In Jacob Neusner’s fine little book Judaism in the Beginning of Christianity he provides some valuable insights for those wanting to discuss the historical movement known as the Pharisees. He notes that we have three primary sources: the writings of the Jewish historian Josephus, the Christian Gospels telling the stories of Jesus, and “the law and sayings attributed to pre-70 C.E. Pharisees by their successors and heirs, the rabbis of the late first- and second- century Palestine.” (p. 46)
Neusner notes that, “The historical questions we bring to the sources would have been remote and incomprehensible to all three.” (p. 47) Why does he say this? First, “Josephus’ narrative requires interpretation in the light of his own life in Roman politics after 70 C.E.” Therefore, Josephus’ reasoning for discussing the Pharisees will not have anything to do with describing them for the sake of mere explanation, but rather because, “Josephus was engaged in explaining to the Jewish world of his day that Rome was not at fault for the destruction of the Temple, and in telling the Roman world that the Jewish people had been misled, and therefore were not to be held responsible for the terrible war.” (p. 46) Josephus saw his task as doing an apologetic revisionist history in hopes of making this new, post-apocalyptic world of Roman destruction livable for the Jewish people.
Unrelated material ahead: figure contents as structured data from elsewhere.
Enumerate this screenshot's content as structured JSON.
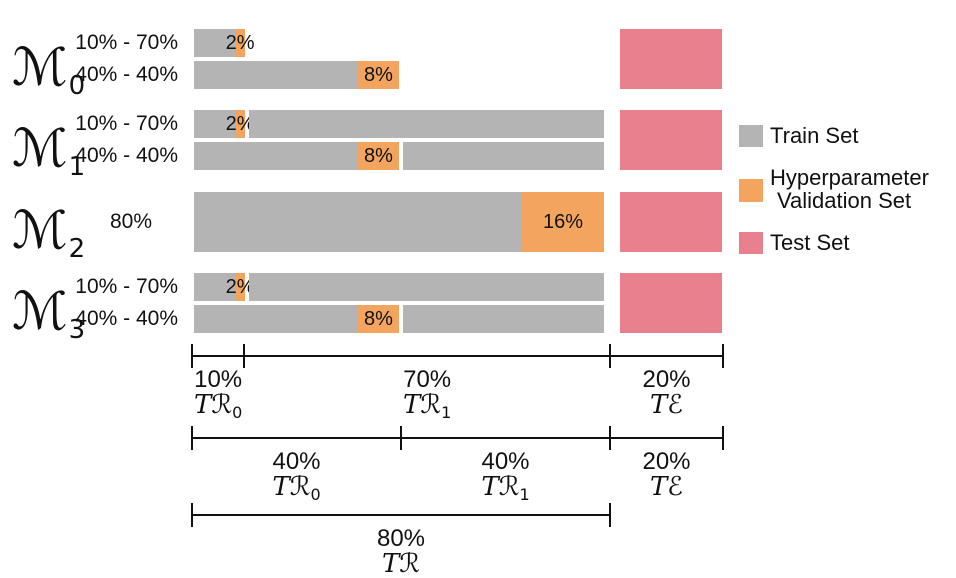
{
  "palette": {
    "train": "#b4b4b4",
    "val": "#f3a45e",
    "test": "#e8808d",
    "text": "#111111"
  },
  "legend": {
    "train_label": "Train Set",
    "val_label_line1": "Hyperparameter",
    "val_label_line2": "Validation Set",
    "test_label": "Test Set"
  },
  "models": [
    {
      "name": "ℳ",
      "sub": "0",
      "rows": [
        {
          "label": "10% - 70%",
          "segments": [
            {
              "type": "train",
              "from": 0,
              "to": 8
            },
            {
              "type": "val",
              "from": 8,
              "to": 10,
              "text": "2%"
            }
          ]
        },
        {
          "label": "40% - 40%",
          "segments": [
            {
              "type": "train",
              "from": 0,
              "to": 32
            },
            {
              "type": "val",
              "from": 32,
              "to": 40,
              "text": "8%"
            }
          ]
        }
      ]
    },
    {
      "name": "ℳ",
      "sub": "1",
      "rows": [
        {
          "label": "10% - 70%",
          "segments": [
            {
              "type": "train",
              "from": 0,
              "to": 8
            },
            {
              "type": "val",
              "from": 8,
              "to": 10,
              "text": "2%"
            },
            {
              "type": "train",
              "from": 10.7,
              "to": 80
            }
          ]
        },
        {
          "label": "40% - 40%",
          "segments": [
            {
              "type": "train",
              "from": 0,
              "to": 32
            },
            {
              "type": "val",
              "from": 32,
              "to": 40,
              "text": "8%"
            },
            {
              "type": "train",
              "from": 40.7,
              "to": 80
            }
          ]
        }
      ]
    },
    {
      "name": "ℳ",
      "sub": "2",
      "rows": [
        {
          "label": "80%",
          "segments": [
            {
              "type": "train",
              "from": 0,
              "to": 64
            },
            {
              "type": "val",
              "from": 64,
              "to": 80,
              "text": "16%"
            }
          ]
        }
      ]
    },
    {
      "name": "ℳ",
      "sub": "3",
      "rows": [
        {
          "label": "10% - 70%",
          "segments": [
            {
              "type": "train",
              "from": 0,
              "to": 8
            },
            {
              "type": "val",
              "from": 8,
              "to": 10,
              "text": "2%"
            },
            {
              "type": "train",
              "from": 10.7,
              "to": 80
            }
          ]
        },
        {
          "label": "40% - 40%",
          "segments": [
            {
              "type": "train",
              "from": 0,
              "to": 32
            },
            {
              "type": "val",
              "from": 32,
              "to": 40,
              "text": "8%"
            },
            {
              "type": "train",
              "from": 40.7,
              "to": 80
            }
          ]
        }
      ]
    }
  ],
  "rulers": [
    {
      "ticks": [
        0,
        10,
        80,
        100
      ],
      "segments": [
        {
          "from": 0,
          "to": 10,
          "pct": "10%",
          "t": "T",
          "script": "ℛ",
          "sub": "0"
        },
        {
          "from": 10,
          "to": 80,
          "pct": "70%",
          "t": "T",
          "script": "ℛ",
          "sub": "1"
        },
        {
          "from": 80,
          "to": 100,
          "pct": "20%",
          "t": "T",
          "script": "ℰ",
          "sub": ""
        }
      ]
    },
    {
      "ticks": [
        0,
        40,
        80,
        100
      ],
      "segments": [
        {
          "from": 0,
          "to": 40,
          "pct": "40%",
          "t": "T",
          "script": "ℛ",
          "sub": "0"
        },
        {
          "from": 40,
          "to": 80,
          "pct": "40%",
          "t": "T",
          "script": "ℛ",
          "sub": "1"
        },
        {
          "from": 80,
          "to": 100,
          "pct": "20%",
          "t": "T",
          "script": "ℰ",
          "sub": ""
        }
      ]
    },
    {
      "ticks": [
        0,
        80
      ],
      "segments": [
        {
          "from": 0,
          "to": 80,
          "pct": "80%",
          "t": "T",
          "script": "ℛ",
          "sub": ""
        }
      ]
    }
  ]
}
The Gospels are not objective sources either. These writings are the most influential on modern verbiage related to the Pharisees, but they “show little interest in the Pharisees, except as a convenient basis for polemic or narrative.” (p. 46) The Gospels depictions of the Pharisees as the primary opponents of Jesus likely have a lot to do with the reality that it was the teachings of the Pharisees which were most influential on Jews after the fall of the Temple. As Christians fought for converts among the Jews and Gentiles they made sure to depict the Pharisees negatively. This is not to say that Jesus and the Pharisees were free of conflict. It is likely that they did have tensions, but they are magnified for literary purposes. Neusner writes, “The interest of the Gospels is not in the history of the Jewish people, but in the life and teachings of Jesus, to which that history supplies the background.” (p. 47)
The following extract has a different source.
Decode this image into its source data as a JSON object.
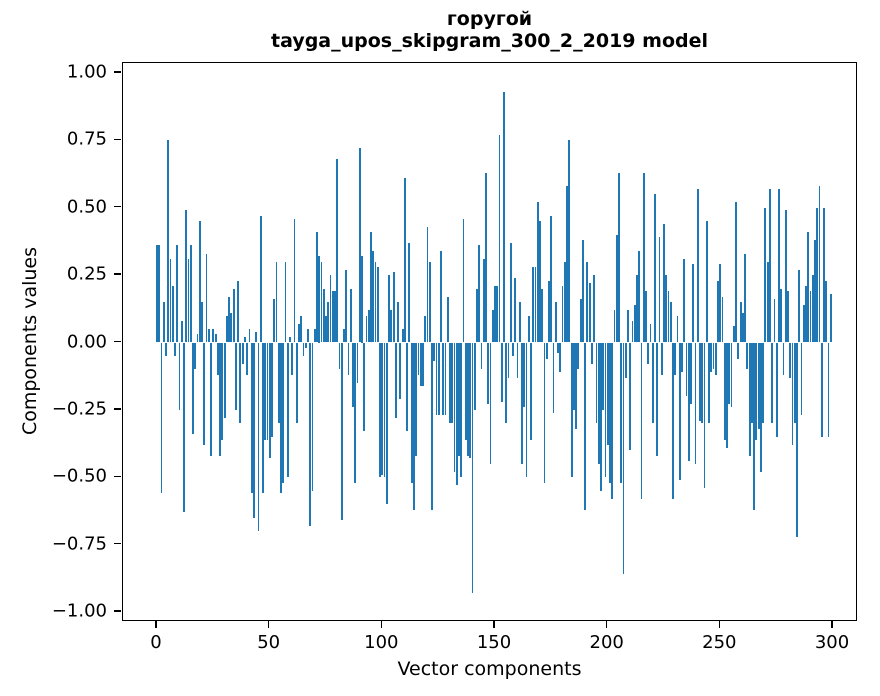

Finally, “The rabbinical traditions about the Pharisees prove most complex of all.” (p. 46) Whatever materials post-70 C.E. Judaism used they were being reshaped for a world foreign to that of Hillel, Gamaliel, Simeon, et al. Neusner concludes, “The rabbinical legislators show no keen interest in narrative, biography, or historical problems, but take as their task the promulgation of laws for the government and administration of the Jewish community.” (p. 47)
We may not be able to “recover” the historical Pharisees. What we have available to us is how they were framed in relation to the literary objectives of particular authors. Josephus’ assimilation into the Roman world influenced his account. The Gospels missionary movement in favor of Jesus influenced theirs. The rabbinical accounts are an effort to draw authority from pre-70 C.E. Judaism for the community of the strange new world of post-70 C.E. Judaism. These are the various “Pharisees” that we’ve been given.